If you ask someone to name an example of a typical Brit Pop band, most people would likely answer “Oasis.” However, bands like Blur and The Verve probably did more to further the movement than the fighting Gallaghers.
It is from a combination of Blur and The Smiths that Jason Pegg and the rest of the band Clearlake take their greatest inspiration for “Amber,” their third full-length album. Whereas their last release was a bit brighter in character, this one takes an emotional downturn while still remaining tuneful.
The revised shape of the band’s sound suits frontman Pegg’s performance, as it helps to bring out the romanticism in his vocals, almost as if he were, at times, Morrissey himself (hear “No Kind of Life, It’s Getting Light Outside”).
In the end, this is a very good British guitar record that will especially appeal to fans of mid-’90s Brit Pop.
“With Love and Squalor”
We Are Scientists
Rising from the streets of New York City, We Are Scientists have been riding a surging wave of popularity within their home base. This is only likely to grow with the release of their glossy, major-label debut, “With Love and Squalor.”
Hanging onto the coattails of such groups as The Strokes, Franz Ferdinand and Bloc Party, their strong 12-song set will appeal to fans of mainstream alternative rock and indie rock loyalists alike.
A mixture of slick production work, stocky guitar lines and a consistently steady rhythm section helps to reaffirm that the focus is indeed the music, unlike the motives of some other groups, *coughStrokescough*.
The two key tracks on this record, “This Scene is Dead” and “Lousy Reputation,” are pieces of dancy, fist-pumping, art-rocking bliss with a nervy vocal delivery by Keith Murray.
When all is said and done, don’t be surprised if these guys make it big in the near future. And remember, you heard it from me.
“For Screening Purposes Only”
When you see a release from a band called Test Icicles (it’s a play on words, you figure it out), you know that you’re in for something interesting. And boy is this interesting. I can honestly say that I probably have never heard anything quite like this before in my life.
Unlike any of the other groups that are sweeping the United Kingdom by storm, there are no signs of anything that resembles Brit Pop. Instead, the trio draws from such influences as dance-rock, noise-punk, hardcore and a little bit of post-punk.
The result? An extremely chaotic, and at times entirely scary, collection of songs. Shrieking vocals and the collision of shredding guitars are offset by poppy hooks, catchy melodies and interesting lyric material. Key tracks on the record include “Maintain the Focus” and “Circle, Square, Triangle.”
While this may be too far out in left field to attain any major commercial success in the United States, don’t be surprised if Test Icicles becomes one of your best friend’s favorite bands.

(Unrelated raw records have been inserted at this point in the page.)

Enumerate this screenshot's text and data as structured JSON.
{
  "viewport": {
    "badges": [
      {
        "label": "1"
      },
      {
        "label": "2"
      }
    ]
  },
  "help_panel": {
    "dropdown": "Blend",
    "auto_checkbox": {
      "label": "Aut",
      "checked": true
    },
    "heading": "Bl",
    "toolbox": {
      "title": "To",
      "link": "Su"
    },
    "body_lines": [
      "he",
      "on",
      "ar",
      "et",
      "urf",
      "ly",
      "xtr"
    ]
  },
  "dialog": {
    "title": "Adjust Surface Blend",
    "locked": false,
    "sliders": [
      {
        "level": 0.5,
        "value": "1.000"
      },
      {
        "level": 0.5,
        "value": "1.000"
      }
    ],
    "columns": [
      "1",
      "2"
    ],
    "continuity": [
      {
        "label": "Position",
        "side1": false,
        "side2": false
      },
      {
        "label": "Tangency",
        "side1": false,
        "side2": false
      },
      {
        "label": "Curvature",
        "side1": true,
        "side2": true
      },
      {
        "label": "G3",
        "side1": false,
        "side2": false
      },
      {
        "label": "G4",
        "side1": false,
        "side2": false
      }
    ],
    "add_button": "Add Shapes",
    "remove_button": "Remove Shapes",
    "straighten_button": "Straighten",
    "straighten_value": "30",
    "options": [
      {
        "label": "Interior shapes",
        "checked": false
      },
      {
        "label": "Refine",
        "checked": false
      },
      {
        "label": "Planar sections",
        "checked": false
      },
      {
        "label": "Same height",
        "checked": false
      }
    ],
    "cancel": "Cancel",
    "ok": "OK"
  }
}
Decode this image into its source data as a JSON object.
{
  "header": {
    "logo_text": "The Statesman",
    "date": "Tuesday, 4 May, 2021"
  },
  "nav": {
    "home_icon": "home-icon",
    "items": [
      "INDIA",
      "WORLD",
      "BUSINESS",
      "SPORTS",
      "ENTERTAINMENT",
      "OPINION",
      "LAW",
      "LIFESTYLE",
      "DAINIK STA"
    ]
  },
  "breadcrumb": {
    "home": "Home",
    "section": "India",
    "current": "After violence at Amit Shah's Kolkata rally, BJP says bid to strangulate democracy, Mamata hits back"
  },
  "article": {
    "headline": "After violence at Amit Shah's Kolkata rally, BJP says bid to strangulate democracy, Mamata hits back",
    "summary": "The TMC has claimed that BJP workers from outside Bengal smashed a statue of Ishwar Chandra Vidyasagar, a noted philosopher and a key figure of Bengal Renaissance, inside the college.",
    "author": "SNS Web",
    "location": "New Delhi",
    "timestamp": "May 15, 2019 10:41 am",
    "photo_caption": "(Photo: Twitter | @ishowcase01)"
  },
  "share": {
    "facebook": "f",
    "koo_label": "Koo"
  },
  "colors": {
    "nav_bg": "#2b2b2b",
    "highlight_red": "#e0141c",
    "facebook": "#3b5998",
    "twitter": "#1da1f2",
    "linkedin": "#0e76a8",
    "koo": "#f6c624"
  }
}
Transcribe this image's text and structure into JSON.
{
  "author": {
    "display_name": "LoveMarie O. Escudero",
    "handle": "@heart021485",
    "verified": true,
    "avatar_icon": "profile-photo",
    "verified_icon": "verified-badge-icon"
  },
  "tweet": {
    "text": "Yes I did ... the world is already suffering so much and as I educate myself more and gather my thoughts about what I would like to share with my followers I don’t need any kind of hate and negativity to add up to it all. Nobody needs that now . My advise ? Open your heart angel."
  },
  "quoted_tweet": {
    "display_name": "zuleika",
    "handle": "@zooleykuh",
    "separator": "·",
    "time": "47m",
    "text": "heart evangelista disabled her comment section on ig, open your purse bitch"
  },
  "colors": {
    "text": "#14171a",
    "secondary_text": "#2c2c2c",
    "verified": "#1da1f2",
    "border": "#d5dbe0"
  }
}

Cat Power, aka Chan Marshall, has been at it for over 11 years now, releasing seven solid albums during this period. With her most recent album, her first since 2003, Marshall proves that she is able to grow and mature as an artist on all planes: musically, lyrically and emotionally.
Recorded at the famous Ardent Recording Studios in Memphis, Tenn., the feel of the album is a stark mix of sultry pop and Southern soul that helps to bring out the best in her voice. Backing her in the studio were legendary soul musicians Teenie Hodges, Flick Hodges and David Smith. They almost seem to breathe life into the songs.
But what really brings this record together is the lyricism and vocal delivery of Marshall, whose abilities as a singer have been heralded by both small-town and national publications.
Her gorgeous voice steals the show. Those searching for a truly elegant vocal performance should look no further.
This is not the kind of record that everybody will appreciate, but it surely is the kind that everybody can listen to.